Attribute sampling probability Z_iDetermined by following formula：

<mrow> <msub> <mi>Z</mi> <mi>i</mi> </msub> <mo>=</mo> <mi>f</mi> <mrow> <mo>(</mo> <mi>k</mi> <mo>)</mo> </mrow> <mo>/</mo> <munderover> <mo>&Sigma;</mo> <mrow> <mi>k</mi> <mo>=</mo> <mn>1</mn> </mrow> <mi>N</mi> </munderover> <mi>f</mi> <mrow> <mo>(</mo> <mi>k</mi> <mo>)</mo> </mrow> </mrow>

Wherein, N is the attribute sum of sample space；

3) sampling parametric initializes：Set by tree sampling proportion as p₁, it is p by layer sampling proportion₂；

4) sample for generating a decision tree is extracted：The random integers i that generation is arrived for one 1 between N (attribute number sum), Generation is arrived for one 1Random number z；If P_iThe Bernoulli random variable that ＞ z and parameter are p is now 1 extraction Ith attribute, put it into K, otherwise repeat this step；

Wherein, K is to generate the attribute sample space that single decision tree is pumped to, { P_iIt is after attribute is extracted, in sample space The attribute is removed, attribute enters sample probability after adjustment；Attribute sampling probability P after adjustment_iDetermined by following formula：

P_i=Z_i/ (1-sum (all properties enters sample probability Z in K))

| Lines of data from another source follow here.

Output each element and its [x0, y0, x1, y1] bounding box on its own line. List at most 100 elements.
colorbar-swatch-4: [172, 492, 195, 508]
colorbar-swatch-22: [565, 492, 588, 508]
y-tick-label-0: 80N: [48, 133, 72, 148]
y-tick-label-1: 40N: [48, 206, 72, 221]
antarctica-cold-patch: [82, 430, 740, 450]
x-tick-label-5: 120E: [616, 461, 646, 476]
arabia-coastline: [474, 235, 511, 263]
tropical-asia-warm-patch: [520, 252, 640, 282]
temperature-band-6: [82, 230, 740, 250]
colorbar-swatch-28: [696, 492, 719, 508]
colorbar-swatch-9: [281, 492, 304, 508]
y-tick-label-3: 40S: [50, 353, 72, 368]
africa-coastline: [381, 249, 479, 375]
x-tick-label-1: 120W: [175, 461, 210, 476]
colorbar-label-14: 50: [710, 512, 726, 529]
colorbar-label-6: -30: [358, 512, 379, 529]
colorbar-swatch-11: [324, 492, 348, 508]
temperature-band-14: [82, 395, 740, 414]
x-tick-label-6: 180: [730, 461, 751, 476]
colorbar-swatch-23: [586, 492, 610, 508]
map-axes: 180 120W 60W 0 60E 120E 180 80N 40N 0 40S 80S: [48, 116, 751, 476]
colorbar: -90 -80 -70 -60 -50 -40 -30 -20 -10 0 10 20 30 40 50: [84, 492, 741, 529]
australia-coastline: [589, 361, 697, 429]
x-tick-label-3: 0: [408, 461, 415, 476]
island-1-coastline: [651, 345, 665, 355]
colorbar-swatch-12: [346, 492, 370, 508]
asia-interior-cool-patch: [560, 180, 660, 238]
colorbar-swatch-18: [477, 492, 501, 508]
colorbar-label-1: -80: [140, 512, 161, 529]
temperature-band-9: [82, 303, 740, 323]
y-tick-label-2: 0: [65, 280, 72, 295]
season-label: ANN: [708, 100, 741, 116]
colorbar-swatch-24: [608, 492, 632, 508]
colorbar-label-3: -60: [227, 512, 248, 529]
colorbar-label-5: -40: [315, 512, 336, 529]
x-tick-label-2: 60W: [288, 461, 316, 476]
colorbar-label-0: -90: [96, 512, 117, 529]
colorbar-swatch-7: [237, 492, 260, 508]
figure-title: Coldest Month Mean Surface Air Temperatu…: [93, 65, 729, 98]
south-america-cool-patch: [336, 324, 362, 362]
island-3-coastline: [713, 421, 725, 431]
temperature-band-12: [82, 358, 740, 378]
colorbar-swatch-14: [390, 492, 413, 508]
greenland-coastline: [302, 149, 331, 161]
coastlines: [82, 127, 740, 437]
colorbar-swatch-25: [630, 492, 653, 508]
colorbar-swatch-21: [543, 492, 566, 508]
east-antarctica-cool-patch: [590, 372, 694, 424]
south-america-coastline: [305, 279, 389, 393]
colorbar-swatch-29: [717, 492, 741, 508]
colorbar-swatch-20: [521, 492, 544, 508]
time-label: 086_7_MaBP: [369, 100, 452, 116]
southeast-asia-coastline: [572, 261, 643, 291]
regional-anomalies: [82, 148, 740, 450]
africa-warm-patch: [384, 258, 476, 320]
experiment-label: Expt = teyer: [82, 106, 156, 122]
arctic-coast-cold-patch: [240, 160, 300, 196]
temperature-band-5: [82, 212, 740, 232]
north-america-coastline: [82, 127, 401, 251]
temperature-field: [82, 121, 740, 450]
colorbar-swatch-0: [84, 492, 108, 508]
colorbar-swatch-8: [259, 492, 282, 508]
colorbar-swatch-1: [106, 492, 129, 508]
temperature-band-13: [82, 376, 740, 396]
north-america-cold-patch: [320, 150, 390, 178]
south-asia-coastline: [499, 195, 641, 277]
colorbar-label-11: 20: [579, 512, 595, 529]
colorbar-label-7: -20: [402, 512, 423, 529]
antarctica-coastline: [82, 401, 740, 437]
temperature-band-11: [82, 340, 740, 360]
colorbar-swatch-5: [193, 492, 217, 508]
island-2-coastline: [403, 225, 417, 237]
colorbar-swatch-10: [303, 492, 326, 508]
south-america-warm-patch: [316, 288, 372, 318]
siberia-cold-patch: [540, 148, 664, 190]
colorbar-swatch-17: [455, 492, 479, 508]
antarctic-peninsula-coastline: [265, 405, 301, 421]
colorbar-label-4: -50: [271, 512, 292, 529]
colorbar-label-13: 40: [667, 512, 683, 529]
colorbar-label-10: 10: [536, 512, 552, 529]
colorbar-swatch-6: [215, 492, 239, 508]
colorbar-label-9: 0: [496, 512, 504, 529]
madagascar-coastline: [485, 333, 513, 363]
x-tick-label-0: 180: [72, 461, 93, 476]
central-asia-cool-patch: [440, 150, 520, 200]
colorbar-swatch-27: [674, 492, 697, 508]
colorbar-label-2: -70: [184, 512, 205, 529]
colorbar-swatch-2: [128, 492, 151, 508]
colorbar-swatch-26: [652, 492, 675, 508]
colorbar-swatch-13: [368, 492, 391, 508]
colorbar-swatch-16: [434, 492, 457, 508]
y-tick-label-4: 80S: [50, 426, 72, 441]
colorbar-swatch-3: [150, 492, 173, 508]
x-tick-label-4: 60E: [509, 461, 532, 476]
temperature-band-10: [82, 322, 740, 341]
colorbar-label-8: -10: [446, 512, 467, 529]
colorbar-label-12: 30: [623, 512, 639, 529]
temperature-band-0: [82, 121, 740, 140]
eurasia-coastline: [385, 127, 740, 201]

Above extraction step is repeated until the sample drawn ratio p of setting₁；

5) step 4 methods described is utilized by sample space of K in each layer of generation decision tree, extraction ratio is p₂Sample, use In the structure of this layer of decision tree；

6) when building every decision tree, the sampling process of repeat step 4,5, until algorithm makes overall goal function convergence, this When obtain optimal target image classification XGBoost models.